Call tree - The functions really used by linux posix_fadvise

https://elixir.bootlin.com/linux/latest/source/mm/fadvise.c#L31

   /*
   * POSIX_FADV_WILLNEED could set PG_Referenced, and POSIX_FADV_NOREUSE could
   * deactivate the pages and clear PG_Referenced.
   */
   int generic_fadvise(struct file *file, loff_t offset, loff_t len, int advice)

https://elixir.bootlin.com/linux/latest/source/mm/internal.h#L126

   inline wrapper

https://elixir.bootlin.com/linux/latest/source/mm/readahead.c#L306

   /*
   * Chunk the readahead into 2 megabyte units, so that we don't pin too much
   * memory at once.
   */
   void force_page_cache_ra(struct readahead_control *ractl,
           unsigned long nr_to_read)

https://elixir.bootlin.com/linux/latest/source/mm/readahead.c#L281

   /*
   * do_page_cache_ra() actually reads a chunk of disk.  It allocates
   * the pages first, then submits them for I/O. This avoids the very bad
   * behaviour which would occur if page allocations are causing VM writeback.
   * We really don't want to intermingle reads and writes like that.
   */
   

https://elixir.bootlin.com/linux/latest/source/mm/readahead.c#L205

   /**
   * page_cache_ra_unbounded - Start unchecked readahead.
   * @ractl: Readahead control.
   * @nr_to_read: The number of pages to read.
   * @lookahead_size: Where to start the next readahead.
   *
   * This function is for filesystems to call when they want to start
   * readahead beyond a file's stated i_size.  This is almost certainly
   * not the function you want to call.  Use page_cache_async_readahead()
   * or page_cache_sync_readahead() instead.
   *
   * Context: File is referenced by caller.  Mutexes may be held by caller.
   * May sleep, but will not reenter filesystem to reclaim memory.
   */ 

some interesting comments in it, during preallocation:

   /*
    * Partway through the readahead operation, we will have added
     * locked pages to the page cache, but will not yet have submitted
     * them for I/O.  Adding another page may need to allocate memory,
     * which can trigger memory reclaim.  Telling the VM we're in
     * the middle of a filesystem operation will cause it to not
     * touch file-backed pages, preventing a deadlock.  Most (all?)
     * filesystems already specify __GFP_NOFS in their mapping's
     * gfp_mask, but let's be explicit here.
     */

https://elixir.bootlin.com/linux/latest/source/mm/readahead.c#L146

   static void read_pages(struct readahead_control *rac)

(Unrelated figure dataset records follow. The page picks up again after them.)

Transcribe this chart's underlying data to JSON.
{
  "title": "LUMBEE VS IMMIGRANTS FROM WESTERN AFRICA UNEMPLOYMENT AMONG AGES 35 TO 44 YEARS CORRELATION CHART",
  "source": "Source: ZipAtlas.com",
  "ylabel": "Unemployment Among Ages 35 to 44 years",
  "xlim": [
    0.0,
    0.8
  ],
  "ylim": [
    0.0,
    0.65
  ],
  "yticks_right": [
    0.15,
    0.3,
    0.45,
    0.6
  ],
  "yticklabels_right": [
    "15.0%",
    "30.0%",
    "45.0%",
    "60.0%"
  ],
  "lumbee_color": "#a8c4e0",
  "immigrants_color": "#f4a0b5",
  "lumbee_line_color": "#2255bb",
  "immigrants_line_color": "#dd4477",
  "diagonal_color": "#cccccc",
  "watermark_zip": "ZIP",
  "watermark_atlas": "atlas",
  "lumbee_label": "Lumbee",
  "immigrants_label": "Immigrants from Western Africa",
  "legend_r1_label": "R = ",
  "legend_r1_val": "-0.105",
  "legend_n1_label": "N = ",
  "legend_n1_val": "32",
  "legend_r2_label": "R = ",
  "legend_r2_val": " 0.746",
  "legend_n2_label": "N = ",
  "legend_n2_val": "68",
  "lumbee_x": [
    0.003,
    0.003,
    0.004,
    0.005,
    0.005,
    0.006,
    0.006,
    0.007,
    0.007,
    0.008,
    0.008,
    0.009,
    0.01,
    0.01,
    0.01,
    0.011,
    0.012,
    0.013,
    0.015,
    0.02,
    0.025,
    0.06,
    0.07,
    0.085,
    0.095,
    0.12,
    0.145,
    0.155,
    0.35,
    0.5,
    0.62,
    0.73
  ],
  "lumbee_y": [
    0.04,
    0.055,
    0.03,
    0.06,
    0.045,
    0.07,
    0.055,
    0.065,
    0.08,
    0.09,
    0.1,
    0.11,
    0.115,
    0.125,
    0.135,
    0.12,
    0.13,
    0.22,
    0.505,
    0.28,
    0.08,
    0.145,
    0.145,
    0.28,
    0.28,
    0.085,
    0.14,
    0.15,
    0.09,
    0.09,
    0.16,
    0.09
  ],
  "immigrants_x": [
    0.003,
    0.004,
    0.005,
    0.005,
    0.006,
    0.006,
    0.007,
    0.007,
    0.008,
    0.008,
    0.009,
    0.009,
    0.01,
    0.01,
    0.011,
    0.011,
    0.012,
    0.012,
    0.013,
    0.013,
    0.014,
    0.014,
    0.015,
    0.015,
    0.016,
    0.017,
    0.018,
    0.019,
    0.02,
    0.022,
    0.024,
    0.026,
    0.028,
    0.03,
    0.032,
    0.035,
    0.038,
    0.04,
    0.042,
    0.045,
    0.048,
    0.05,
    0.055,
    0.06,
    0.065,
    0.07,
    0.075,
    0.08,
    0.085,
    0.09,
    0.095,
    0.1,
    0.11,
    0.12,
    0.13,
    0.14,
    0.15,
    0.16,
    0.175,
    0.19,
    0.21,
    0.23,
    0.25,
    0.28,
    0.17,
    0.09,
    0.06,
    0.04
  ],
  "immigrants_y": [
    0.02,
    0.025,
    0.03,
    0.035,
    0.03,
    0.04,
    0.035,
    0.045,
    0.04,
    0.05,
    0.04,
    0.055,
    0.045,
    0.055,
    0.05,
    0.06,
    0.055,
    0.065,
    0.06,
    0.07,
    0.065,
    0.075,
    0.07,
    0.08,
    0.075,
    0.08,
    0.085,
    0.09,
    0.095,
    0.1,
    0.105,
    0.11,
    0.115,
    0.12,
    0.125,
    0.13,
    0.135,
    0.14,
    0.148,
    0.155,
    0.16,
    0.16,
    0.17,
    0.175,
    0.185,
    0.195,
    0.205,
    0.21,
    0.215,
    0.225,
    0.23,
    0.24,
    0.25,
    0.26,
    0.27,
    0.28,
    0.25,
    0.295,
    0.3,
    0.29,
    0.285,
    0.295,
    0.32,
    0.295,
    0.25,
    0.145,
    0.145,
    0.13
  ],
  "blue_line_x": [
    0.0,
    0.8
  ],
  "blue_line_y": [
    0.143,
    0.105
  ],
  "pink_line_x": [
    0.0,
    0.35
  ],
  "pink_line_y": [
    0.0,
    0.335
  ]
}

Then it is filesystem specific.

EXT4

https://elixir.bootlin.com/linux/latest/source/fs/ext4/inode.c#L3124

   static int ext4_read_folio(struct file *file, struct folio *folio)

if not found in mem:

https://elixir.bootlin.com/linux/latest/source/fs/ext4/readpage.c#L211

   int ext4_mpage_readpages(struct inode *inode,
           struct readahead_control *rac, struct folio *folio)

after lot of logic around sequential, hole, ...:

https://elixir.bootlin.com/linux/latest/source/block/blk-core.c#L833


   /**
    * submit_bio - submit a bio to the block device layer for I/O
    * @bio: The &struct bio which describes the I/O
    *
    * submit_bio() is used to submit I/O requests to block devices.  It is passed a
    * fully set up &struct bio that describes the I/O that needs to be done.  The
    * bio will be send to the device described by the bi_bdev field.
    *
    * The success/failure status of the request, along with notification of
    * completion, is delivered asynchronously through the ->bi_end_io() callback
    * in @bio.  The bio must NOT be touched by the caller until ->bi_end_io() has
    * been called.
    */

First thoughts

  • having a WILLNEED on a sequential pattern just competes with linux own ra.
  • if PG_readahead is set, linux will interpret that as a successful past readahead and may keep on doing more ra from this block when reading (it's mitigated by some hole detection apparently).
  • if PG_readahead is not set when reading, not checked how the ra logic will use that.
  • having a DONTNEED just after a read is apparently optimized in linux code.
  • setting RANDOM or SEQUENTIAL flag influence the linux default ra effectively. And is costless.